Kein Arzt kennt alle Krankheiten
Von dieser langsam fortschreitenden Erbkrankheit, die durch eine Gangstörung charakterisiert ist, hatte Heinisch-Teike bis dahin noch nie etwas gehört. Kein Wunder: Sie zählt zu den seltenen chronischen Erkrankungen. Ein Leiden gilt als selten, wenn es von 10 000 Menschen weniger als fünf haben. Schätzungen zufolge sind in Deutschland vier Millionen Kinder und Erwachsene von solchen Krankheiten betroffen. Am 28. Februar, dem „Tag der Seltenen Erkrankungen“, sollen bundesweite Veranstaltungen darauf aufmerksam machen.
Praktische Hilfe von Verbänden
„Es gibt bis zu 8000 seltene Erkrankungen. Die kann und muss ein Mediziner nicht alle kennen“, sagt die Ärztin Christine Mundlos vom Verein Allianz Chronischer Seltener Erkrankungen (Achse). Das müsse man sich aber eingestehen. „Stattdessen wird Patienten oft der Psychostempel aufgedrückt“, sagt sie. Im Durchschnitt dauere es sieben Jahre, bis Betroffene endlich eine richtige Diagnose haben. „Achse“ bietet Ärzten deshalb Beratungen an, stellt Kontakte zu Experten her und weist auf aktuelle Forschung hin.
“Detektei” Hausarzt
Erster Anlaufpunkt sind daher meist die Hausärzte. Jeder einzelne kommt statistisch gesehen zwar selten während ihres Berufslebens mit ungewöhnlichen Krankheiten in Kontakt. Angesichts der insgesamt hohen Zahl an Erkrankten sind sie es aber, die idealerweise die Krankheitseinstufung als Seltene Krankheit vornehmen. Der Deutsche Hausärzteverband hat zusammen mit den Zentren für Seltene Erkrankungen speziell für Hausärzte einen Anmeldebogen für Verdachtsfälle von Menschen mit Seltenen Erkrankungen entwickelt. Hausärzte können mit dem Bogen Krankheitsbilder melden, wenn angemessene Therapien nicht anschlagen.

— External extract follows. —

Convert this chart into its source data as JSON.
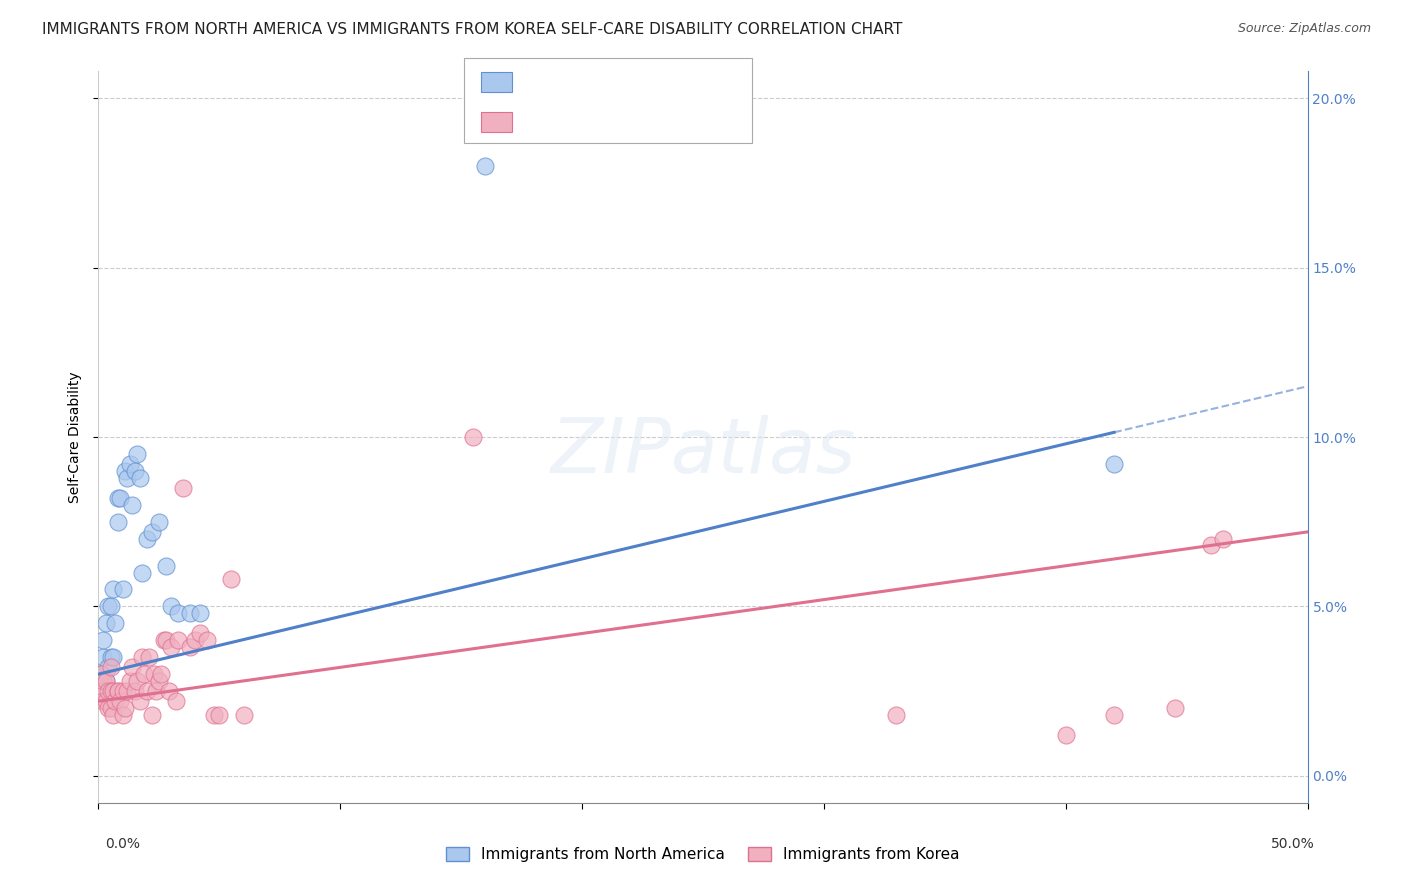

Nach Angaben des Bundesgesundheitsministeriums sind 80 Prozent der seltenen Erkrankungen genetisch bedingt, die wenigsten sind heilbar. Das gilt auch für die HSP, die durch eine Störung der Nerven in Gehirn und Rückenmark verursacht wird. Schätzungen zufolge sind 6000 Menschen in Deutschland daran erkrankt. So wie Ursula Heinisch-Teike, die berichtet: „Als Trostpflaster wurde mir in der Klinik gesagt: Sterben werden sie an der Krankheit nicht.“
„Es gibt verschiedene Formen von HSP, ich habe wahrscheinlich die komplizierte“, sagt die Stuhrerin. Sie sagt „wahrscheinlich“, weil sie noch immer keine hundertprozentige Diagnose hat. Ein Gen ist defekt – welches, konnte bisher aber keine Untersuchung ans Licht bringen. „Man fühlt sich komisch. Ich bin krank, aber es wird nichts gefunden“, erzählt Heinisch-Teike.
Hilfe zur Selbsthilfe
Am Anfang sei noch das Gefühl hinzugekommen, sie sei die Einzige mit dieser Krankheit. Im Internet entdeckte sie schließlich eine Selbsthilfegruppe. „Ich war froh, Gleichgeartete gefunden zu haben.“ Seit 2002 engagiert sie sich zusammen mit ihrem Mann Enno Teike in der Gruppe „Ge(h)n mit HSP“ und organisiert regelmäßige regionale Treffen, auf denen Fachleute vom aktuellen Forschungsstand berichten.
Auch Medizinerin Mundlos weiß um die Bedeutung von Selbsthilfegruppen: „Der Arzt stellt die Diagnose und gibt Therapieempfehlungen. Aber er kann nichts darüber sagen, wie es sich mit der Erkrankung lebt. Das können nur die Betroffenen.“ Es sei sehr beeindruckend, welche Kraft und Lebensfreude in den Selbsthilfegruppen vermittelt werde.
„Man darf den Kopf nicht in den Sand stecken“, unterstreicht Enno Teike. Das macht auch seine Frau Ursula nicht. Sie hat sich in München mit einer speziellen Methode operieren lassen, um die Fehlstellung ihrer Füße und Zehen zu beheben. Der Eingriff bekämpfte zwar nicht die Ursache ihrer Krankheit, verbesserte aber immerhin die Symptome. „Mein Ziel ist es, ein paar Schritte wieder frei gehen zu können“, sagt die Seniorin. Dafür übt sie jeden Tag.